Friday, March 23, 2007
Gridview and Site Reliability
The reliability of Tier-2 sites was a major topic at GridPP 18. This is going to be measured in an automated way from the SAM tests. I was very surprised, though, when I compared the SAM CE tests (the test I look at every dayt) against gridview. I measured our test pass rate over the last 3 weeks to be 93% (Durham), 96% (Edinburgh) and 97% (Glasgow). However, GridView measured us down as low as 80% (see slide 8 of my talk).
John Gordon had given the availability formula in his talk: and it's CE & SE & Site BDII & SRM. So I had to check these tests as well. What I discovered was that it was failures in SE and SRM which were pulling us down (site BDII tests were 100%). However, investigating these further I discovered that it was in fact BDII failures in SRM and SE tests which were the problem. More that that, it was not failures in the site designated BDII, but that the BDII had been hardcoded to sam-bdii.cern.ch - and all the failures were from this component. It's used by both those tests.
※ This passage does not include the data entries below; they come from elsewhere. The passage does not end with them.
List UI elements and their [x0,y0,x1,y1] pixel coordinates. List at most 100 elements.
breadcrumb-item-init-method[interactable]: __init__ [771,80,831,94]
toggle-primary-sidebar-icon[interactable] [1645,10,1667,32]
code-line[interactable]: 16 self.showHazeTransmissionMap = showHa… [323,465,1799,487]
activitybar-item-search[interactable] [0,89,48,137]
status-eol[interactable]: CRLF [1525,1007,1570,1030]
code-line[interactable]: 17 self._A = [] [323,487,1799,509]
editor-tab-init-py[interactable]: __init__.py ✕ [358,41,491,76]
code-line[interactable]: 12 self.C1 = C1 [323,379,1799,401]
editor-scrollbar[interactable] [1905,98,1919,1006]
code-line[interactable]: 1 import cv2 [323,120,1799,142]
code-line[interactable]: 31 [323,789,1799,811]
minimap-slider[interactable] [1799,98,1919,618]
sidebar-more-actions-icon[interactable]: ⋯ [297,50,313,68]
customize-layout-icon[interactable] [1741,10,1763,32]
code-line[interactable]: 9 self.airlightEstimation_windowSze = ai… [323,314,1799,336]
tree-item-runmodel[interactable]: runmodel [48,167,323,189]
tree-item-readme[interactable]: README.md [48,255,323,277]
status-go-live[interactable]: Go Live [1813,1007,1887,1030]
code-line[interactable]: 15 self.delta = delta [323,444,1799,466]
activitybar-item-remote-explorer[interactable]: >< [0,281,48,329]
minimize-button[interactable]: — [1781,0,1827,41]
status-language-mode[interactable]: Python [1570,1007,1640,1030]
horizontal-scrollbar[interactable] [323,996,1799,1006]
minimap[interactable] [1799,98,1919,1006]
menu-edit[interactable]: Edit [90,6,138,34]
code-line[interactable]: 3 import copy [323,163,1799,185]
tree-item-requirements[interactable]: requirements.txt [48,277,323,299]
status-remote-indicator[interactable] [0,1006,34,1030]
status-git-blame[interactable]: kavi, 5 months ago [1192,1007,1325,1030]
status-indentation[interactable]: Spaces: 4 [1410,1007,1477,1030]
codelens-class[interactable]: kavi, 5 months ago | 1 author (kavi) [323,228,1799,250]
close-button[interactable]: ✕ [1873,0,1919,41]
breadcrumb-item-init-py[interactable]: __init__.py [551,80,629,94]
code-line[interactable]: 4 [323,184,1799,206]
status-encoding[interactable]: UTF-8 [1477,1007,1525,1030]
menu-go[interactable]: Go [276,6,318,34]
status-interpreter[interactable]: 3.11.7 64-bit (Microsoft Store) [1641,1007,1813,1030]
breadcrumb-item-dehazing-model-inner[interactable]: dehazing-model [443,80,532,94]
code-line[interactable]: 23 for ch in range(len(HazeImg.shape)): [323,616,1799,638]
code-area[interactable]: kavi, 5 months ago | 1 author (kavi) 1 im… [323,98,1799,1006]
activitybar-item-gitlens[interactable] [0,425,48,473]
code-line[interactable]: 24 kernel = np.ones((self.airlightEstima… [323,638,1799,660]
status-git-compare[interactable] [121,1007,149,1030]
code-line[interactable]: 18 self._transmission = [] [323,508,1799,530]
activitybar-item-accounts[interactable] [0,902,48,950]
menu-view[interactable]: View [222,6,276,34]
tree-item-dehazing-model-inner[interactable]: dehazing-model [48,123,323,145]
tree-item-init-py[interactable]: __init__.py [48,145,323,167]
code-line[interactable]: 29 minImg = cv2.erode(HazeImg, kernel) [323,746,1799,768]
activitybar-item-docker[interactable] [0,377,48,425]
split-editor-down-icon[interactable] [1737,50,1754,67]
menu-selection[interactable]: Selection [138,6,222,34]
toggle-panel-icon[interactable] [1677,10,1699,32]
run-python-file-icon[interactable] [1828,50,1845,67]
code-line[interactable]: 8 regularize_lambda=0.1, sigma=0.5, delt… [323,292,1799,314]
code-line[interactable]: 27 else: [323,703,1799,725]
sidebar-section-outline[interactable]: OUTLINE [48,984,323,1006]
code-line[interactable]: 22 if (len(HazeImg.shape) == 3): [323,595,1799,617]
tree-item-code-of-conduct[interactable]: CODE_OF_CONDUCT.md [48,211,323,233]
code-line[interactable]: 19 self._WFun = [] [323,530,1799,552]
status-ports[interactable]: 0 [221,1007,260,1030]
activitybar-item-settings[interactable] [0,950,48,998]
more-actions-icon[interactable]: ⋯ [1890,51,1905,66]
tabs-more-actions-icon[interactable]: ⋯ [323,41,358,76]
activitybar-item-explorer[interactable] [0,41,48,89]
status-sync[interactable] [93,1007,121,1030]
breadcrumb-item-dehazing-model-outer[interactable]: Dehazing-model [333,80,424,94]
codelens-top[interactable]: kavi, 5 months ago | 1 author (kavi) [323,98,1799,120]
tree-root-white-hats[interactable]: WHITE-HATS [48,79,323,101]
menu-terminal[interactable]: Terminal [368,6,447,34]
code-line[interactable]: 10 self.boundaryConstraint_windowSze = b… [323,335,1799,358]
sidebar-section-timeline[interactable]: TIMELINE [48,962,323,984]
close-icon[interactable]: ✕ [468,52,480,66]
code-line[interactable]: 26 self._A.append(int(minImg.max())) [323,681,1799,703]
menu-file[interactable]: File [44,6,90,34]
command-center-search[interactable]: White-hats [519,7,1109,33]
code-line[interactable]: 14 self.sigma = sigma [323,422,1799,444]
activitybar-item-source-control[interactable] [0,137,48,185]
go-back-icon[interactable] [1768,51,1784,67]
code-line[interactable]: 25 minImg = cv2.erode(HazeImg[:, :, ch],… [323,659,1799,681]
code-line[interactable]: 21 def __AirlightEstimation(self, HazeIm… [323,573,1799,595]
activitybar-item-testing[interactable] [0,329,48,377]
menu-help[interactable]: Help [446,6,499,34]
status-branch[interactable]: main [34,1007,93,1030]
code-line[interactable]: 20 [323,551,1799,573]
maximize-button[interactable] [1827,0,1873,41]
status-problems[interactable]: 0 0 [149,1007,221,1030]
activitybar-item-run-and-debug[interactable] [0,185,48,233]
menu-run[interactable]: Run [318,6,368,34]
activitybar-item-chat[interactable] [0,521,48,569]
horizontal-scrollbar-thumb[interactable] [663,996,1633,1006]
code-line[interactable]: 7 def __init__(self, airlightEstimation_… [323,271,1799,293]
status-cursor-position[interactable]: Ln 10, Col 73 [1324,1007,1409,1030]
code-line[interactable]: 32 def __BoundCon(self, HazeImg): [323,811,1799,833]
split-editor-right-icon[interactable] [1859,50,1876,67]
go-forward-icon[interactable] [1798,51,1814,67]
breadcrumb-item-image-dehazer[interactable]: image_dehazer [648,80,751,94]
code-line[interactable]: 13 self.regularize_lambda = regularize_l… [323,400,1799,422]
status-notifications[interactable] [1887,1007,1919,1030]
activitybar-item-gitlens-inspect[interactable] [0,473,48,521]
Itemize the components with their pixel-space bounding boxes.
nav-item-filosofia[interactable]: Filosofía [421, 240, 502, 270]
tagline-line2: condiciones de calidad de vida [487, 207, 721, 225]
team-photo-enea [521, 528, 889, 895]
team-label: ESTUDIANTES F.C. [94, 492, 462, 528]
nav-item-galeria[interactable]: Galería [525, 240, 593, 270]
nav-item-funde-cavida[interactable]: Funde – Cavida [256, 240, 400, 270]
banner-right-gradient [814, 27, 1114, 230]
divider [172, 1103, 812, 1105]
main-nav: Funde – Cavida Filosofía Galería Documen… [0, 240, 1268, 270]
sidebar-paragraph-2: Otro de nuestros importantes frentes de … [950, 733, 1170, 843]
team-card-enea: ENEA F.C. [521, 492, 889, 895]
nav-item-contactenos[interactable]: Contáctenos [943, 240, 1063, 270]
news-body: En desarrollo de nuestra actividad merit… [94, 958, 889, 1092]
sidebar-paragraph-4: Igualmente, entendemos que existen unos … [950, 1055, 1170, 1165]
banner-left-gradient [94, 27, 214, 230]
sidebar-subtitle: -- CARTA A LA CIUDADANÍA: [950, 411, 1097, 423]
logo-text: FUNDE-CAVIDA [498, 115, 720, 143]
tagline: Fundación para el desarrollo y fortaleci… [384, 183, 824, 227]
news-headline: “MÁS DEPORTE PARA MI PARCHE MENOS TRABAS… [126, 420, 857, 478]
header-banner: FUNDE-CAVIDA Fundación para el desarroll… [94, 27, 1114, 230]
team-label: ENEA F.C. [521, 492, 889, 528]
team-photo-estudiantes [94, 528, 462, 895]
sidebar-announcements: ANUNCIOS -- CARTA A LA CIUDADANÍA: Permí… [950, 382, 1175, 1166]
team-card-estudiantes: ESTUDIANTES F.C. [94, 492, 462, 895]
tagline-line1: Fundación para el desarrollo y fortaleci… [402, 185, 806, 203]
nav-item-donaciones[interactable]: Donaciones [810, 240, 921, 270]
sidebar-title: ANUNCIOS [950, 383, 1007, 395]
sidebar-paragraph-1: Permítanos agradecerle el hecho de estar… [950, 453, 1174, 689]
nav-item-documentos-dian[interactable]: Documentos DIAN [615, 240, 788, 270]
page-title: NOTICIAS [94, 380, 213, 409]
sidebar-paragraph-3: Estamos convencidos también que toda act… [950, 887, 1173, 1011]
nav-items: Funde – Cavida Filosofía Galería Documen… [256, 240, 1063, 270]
I have raised a GGUS ticket asking to get this changed to the site defined BDII. There is absolutely nothing a site can do about the failure of a central component at CERN.
If one estimates a failure rate on information system lookups during replica management tests of ~2%, the fact that the information system is used for CE-RM, SE and SRM, i.e., 3 times, means a site just cannot get any better than 94%!
Clearly this identifies the information system as a major problematic component which needs to be addressed if we have a hope of reaching our 95% targets. See Laurence Field's GDB talk for some ideas in this area - retries and caching look to be essential.
I have one other serious issue, and one quibble, with gridview. The serious thing is the 10% quantisation on the plots, which is a nonsense when our target is 95%. The quibble is the stupid mapping of the GOC sitename to a quite unguessable 6 letter abbreviation (old scotgrid-gla site was "GLSGW", the new site is "SCOTG"). Clearly they should learn from the EGEE accounting pages and give us a heirarchical tree view with the correct site names.